A third video shows one of the protesting doctors pushing the policeman and shouting in his face after he had rescued the journalist.

Patient care was briefly disrupted on Wednesday at the SMHS hospital amid reports that the protesting doctors had locked the doors of emergency and other departments.

A tertiary care centre in the Karan Nagar locality of Srinagar, the SHMS hospital is the oldest healthcare facility in Kashmir that caters to thousands of patients every day.

The strike by doctors prompted a brief protest by the attendants of new patients who were turning up on Wednesday and unable to get appointments. The administration, however, denied charges of disruption in patient care.

GMC Srinagar administrator Ashraf Hakak could not be reached for comment on the allegations against the doctors.

In a post on X, GMC Srinagar said that a first information report (No 11/2025) was filed by the Srinagar police on Wednesday.

“Police are handling the matter.
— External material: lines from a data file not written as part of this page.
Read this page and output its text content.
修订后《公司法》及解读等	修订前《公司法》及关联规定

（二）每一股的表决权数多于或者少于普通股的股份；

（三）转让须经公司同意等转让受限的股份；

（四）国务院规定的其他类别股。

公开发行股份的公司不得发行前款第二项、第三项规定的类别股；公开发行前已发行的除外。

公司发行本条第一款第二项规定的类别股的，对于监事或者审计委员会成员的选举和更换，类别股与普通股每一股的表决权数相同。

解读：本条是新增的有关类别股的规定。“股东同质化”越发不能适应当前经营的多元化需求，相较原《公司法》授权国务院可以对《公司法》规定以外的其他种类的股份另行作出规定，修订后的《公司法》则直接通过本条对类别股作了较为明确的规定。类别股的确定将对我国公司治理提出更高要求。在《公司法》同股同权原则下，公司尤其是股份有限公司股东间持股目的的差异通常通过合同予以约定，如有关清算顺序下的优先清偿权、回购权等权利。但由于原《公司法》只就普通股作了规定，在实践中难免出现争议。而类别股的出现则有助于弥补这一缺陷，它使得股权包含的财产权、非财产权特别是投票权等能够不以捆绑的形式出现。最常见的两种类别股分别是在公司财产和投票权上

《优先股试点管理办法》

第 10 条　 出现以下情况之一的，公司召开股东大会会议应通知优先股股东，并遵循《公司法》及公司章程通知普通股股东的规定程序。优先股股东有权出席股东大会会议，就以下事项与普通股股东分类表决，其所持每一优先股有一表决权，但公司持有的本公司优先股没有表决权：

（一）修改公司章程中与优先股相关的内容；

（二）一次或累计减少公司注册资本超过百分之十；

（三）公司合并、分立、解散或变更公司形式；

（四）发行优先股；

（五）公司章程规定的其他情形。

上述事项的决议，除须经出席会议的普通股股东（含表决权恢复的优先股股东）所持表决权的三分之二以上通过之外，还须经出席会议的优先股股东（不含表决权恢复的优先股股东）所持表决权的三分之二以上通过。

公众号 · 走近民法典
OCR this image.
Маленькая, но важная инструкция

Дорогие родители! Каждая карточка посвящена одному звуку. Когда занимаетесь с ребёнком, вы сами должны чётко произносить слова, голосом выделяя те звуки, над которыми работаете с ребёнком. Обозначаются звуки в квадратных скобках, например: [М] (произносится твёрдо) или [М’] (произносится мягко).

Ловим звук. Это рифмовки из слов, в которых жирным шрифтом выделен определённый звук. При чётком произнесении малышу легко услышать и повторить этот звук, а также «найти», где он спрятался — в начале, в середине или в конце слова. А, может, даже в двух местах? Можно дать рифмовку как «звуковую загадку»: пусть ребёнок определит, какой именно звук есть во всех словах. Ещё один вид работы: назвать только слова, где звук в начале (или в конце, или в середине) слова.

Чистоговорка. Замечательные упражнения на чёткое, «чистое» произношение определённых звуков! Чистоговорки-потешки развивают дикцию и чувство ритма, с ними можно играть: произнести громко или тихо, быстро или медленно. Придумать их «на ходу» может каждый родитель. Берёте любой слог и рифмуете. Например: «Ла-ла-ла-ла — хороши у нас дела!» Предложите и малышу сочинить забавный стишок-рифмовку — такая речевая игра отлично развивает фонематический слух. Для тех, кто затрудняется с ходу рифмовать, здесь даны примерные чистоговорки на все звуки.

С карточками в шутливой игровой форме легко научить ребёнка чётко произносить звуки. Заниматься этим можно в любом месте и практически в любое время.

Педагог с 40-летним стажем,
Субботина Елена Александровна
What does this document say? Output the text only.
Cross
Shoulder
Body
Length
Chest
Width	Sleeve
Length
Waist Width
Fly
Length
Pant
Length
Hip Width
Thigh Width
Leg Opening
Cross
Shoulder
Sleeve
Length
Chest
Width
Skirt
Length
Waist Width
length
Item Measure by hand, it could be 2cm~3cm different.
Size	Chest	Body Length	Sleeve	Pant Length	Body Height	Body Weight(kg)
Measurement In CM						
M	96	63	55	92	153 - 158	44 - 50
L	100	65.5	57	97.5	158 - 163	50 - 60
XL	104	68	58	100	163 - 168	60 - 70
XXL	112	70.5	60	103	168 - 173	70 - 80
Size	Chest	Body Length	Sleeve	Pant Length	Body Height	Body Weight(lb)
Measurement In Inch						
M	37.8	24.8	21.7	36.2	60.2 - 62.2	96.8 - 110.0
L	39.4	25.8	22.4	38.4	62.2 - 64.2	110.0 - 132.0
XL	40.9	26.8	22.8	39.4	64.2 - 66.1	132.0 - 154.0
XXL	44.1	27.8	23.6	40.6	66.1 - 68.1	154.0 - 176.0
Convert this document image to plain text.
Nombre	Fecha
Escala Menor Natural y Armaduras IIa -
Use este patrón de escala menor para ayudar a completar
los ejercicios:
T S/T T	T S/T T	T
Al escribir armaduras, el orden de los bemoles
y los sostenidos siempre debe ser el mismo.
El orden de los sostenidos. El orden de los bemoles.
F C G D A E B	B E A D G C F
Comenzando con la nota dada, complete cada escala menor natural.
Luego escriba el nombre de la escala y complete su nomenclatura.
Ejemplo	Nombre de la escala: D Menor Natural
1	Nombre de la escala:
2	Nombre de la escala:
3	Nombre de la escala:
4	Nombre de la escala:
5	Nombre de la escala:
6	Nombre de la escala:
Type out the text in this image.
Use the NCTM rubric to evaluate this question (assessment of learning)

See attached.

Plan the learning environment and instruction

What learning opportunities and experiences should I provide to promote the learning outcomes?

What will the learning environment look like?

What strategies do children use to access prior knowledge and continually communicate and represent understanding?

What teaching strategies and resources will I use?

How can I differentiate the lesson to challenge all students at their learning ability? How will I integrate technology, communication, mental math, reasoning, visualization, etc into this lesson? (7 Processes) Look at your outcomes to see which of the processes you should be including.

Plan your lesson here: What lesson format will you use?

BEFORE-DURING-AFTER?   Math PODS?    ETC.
Further action will follow. GMC and other hospitals are public assets dedicated to patient care and the healthcare staff working in the hospitals work tirelessly for patient care. We urge patients and attendants to cooperate with healthcare staff,” the post said.

The allegations of rough handling by doctors surfaces at a time when at least three patients have died at government-run hospitals in Kashmir this month allegedly due to medical negligence.

Waheed Para, a People's Democratic Party legislator from Pulwama, where two out of the three deaths were reported, blamed “mismanagement” by the government and doctors' “negligence” for these deaths.

“Within a week, a second death has been reported at Pulwama Hospital due to mismanagement and doctors' negligence. Once a state-of-the-art facility, it now suffers from negligence, defunct machinery, and government apathy,” he posted on X.

The Union territory administration and the government led by chief minister Omar Abdullah have not officially reacted to these allegations.

This article went live on July twenty-fourth, two thousand twenty five, at thirty-four minutes past eight in the evening.